Le correctif technique consiste à empêcher les navigateurs d’exposer l’entropie. Les navigateurs ont déjà bougé dans cette direction en durcissant certains signaux — le mode resist fingerprinting de Firefox, les protections par défaut de Brave, les mesures anti-empreinte de Chrome — mais ils ne peuvent pas aller jusqu’au bout sans casser le web. Un navigateur qui refuserait de révéler ses polices, son rendu canvas ou son GPU ferait mal s’afficher une énorme partie du web, et aucun éditeur ne peut livrer cela par défaut.2 Le correctif technique est donc toujours partiel, et toujours en tension avec la compatibilité.
Le correctif juridique consiste à traiter l’identification par n’importe quel moyen comme également digne de consentement. Les régulateurs ont déjà dit que l’empreinte à des fins de pistage est un traitement de données personnelles au sens du RGPD, et qu’un fingerprinting non essentiel a besoin d’un consentement comme un cookie.9 Ce qui manque, c’est l’application : une technique qui ne laisse aucun fichier est difficile à détecter, difficile à attribuer et difficile à prouver dans une plainte. La loi a les bons mots ; il lui manque l’outil d’inspection.
Il y a une troisième possibilité, moins discutée : que l’industrie trouve une méthode de pistage à la fois moins invasive et plus durable, et cesse d’avoir besoin de l’empreinte. Le Privacy Sandbox et des propositions similaires sont des tentatives en ce sens : une publicité qui fonctionne sans suivre un individu de site en site. Qu’elles soient une vraie amélioration ou une forme différente de pistage reste débattu.
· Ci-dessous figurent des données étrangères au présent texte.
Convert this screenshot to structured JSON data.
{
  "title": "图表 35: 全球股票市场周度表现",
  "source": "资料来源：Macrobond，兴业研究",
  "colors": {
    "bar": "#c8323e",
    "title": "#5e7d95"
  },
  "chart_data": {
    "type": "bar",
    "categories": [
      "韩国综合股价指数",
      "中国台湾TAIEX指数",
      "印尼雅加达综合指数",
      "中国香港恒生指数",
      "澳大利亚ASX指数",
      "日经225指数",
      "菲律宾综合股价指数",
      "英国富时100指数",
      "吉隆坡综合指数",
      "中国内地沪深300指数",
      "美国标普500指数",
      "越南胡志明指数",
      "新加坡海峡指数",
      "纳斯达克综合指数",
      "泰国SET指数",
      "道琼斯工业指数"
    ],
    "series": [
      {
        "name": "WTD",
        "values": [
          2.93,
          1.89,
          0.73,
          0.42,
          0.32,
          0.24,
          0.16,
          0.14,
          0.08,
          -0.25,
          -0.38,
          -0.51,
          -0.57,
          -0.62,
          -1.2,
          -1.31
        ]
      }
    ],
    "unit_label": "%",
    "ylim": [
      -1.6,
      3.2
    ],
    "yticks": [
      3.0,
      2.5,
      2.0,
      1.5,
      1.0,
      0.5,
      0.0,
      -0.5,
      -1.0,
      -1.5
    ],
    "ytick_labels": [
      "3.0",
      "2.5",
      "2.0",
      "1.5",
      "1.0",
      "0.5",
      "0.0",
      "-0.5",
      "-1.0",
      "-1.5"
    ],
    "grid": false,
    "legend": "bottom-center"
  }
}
Ce qui compte pour cette histoire, c’est qu’elles existent parce que l’empreinte n’est une bonne réponse à long terme pour personne — c’est juste celle qui fonctionne aujourd’hui.
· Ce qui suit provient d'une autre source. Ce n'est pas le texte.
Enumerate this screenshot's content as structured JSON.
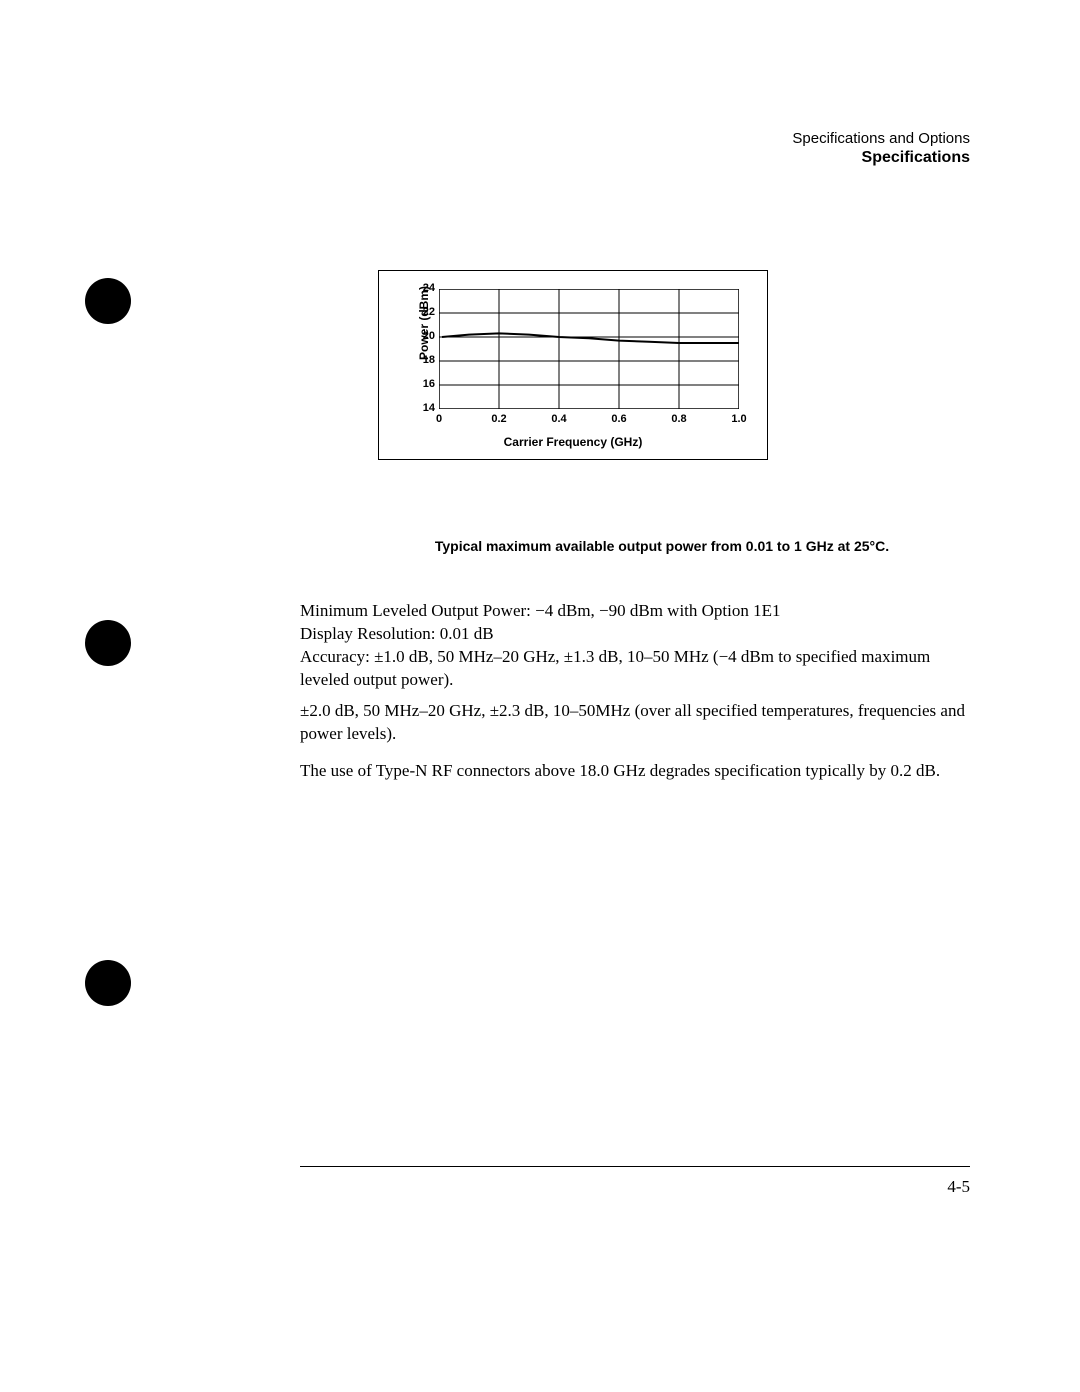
{
  "header": {
    "line1": "Specifications and Options",
    "line2": "Specifications"
  },
  "chart": {
    "type": "line",
    "ylabel": "Power (dBm)",
    "xlabel": "Carrier Frequency (GHz)",
    "xlim": [
      0,
      1.0
    ],
    "ylim": [
      14,
      24
    ],
    "xticks": [
      0,
      0.2,
      0.4,
      0.6,
      0.8,
      1.0
    ],
    "xtick_labels": [
      "0",
      "0.2",
      "0.4",
      "0.6",
      "0.8",
      "1.0"
    ],
    "yticks": [
      14,
      16,
      18,
      20,
      22,
      24
    ],
    "ytick_labels": [
      "14",
      "16",
      "18",
      "20",
      "22",
      "24"
    ],
    "series": [
      {
        "x": [
          0.01,
          0.1,
          0.2,
          0.3,
          0.4,
          0.5,
          0.6,
          0.7,
          0.8,
          0.9,
          1.0
        ],
        "y": [
          20.0,
          20.2,
          20.3,
          20.2,
          20.0,
          19.9,
          19.7,
          19.6,
          19.5,
          19.5,
          19.5
        ],
        "color": "#000000",
        "width": 2
      }
    ],
    "grid_color": "#000000",
    "background": "#ffffff",
    "border_color": "#000000",
    "label_fontsize": 12,
    "tick_fontsize": 11
  },
  "caption": "Typical maximum available output power from 0.01 to 1 GHz at 25°C.",
  "paragraphs": {
    "p1": "Minimum Leveled Output Power: −4 dBm, −90 dBm with Option 1E1 Display Resolution: 0.01 dB\nAccuracy: ±1.0 dB, 50 MHz–20 GHz, ±1.3 dB, 10–50 MHz (−4 dBm to specified maximum leveled output power).",
    "p2": "±2.0 dB, 50 MHz–20 GHz, ±2.3 dB, 10–50MHz (over all specified temperatures, frequencies and power levels).",
    "p3": "The use of Type-N RF connectors above 18.0 GHz degrades specification typically by 0.2 dB."
  },
  "page_number": "4-5"
}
La page qui s’explique elle-même
La chose la plus utile de la démo de Mehta, c’est qu’elle est honnête sur ce qu’elle fait. Elle vous dit qu’elle a appris des choses sur vous, et elle vous dit qu’elle n’a rien stocké. C’est plus de transparence que n’en offre le traqueur moyen, et c’est pour cela que la page fonctionne comme explication.
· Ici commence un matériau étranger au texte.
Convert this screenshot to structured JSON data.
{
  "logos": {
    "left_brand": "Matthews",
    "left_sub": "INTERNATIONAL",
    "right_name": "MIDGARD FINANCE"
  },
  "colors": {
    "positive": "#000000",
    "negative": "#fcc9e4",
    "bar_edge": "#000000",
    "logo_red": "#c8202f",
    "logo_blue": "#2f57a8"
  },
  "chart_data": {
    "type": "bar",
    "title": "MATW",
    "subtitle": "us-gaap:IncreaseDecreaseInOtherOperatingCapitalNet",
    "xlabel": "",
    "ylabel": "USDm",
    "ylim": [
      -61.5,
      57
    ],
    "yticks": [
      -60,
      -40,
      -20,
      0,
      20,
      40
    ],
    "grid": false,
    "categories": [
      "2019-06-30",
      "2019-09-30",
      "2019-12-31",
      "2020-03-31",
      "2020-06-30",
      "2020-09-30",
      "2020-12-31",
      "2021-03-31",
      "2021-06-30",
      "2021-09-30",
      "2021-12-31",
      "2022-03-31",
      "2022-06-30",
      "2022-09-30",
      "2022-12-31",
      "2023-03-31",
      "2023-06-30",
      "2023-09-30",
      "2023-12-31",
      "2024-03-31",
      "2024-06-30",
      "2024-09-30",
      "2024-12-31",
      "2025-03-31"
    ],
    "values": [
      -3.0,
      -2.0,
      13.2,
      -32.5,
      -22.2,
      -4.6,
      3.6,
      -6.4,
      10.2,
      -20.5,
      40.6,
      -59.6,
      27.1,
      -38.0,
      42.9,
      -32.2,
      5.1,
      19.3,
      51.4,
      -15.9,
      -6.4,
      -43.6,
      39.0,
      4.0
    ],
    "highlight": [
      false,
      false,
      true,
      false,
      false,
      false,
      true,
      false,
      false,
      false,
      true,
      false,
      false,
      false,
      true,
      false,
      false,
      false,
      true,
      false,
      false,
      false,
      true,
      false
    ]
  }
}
La prochaine fois que vous refusez un bandeau de cookies et que vous vous sentez brièvement libre, souvenez-vous que la machine que vous utilisez s’est déjà décrite à la page — avant que vous cliquiez sur quoi que ce soit. Le bandeau n’a jamais été toute la conversation. C’était seulement la partie qui avait obtenu une place à la table.
L’empreinte, c’est le reste de la conversation, qui se poursuit dans une langue que le droit n’a pas encore apprise à parler.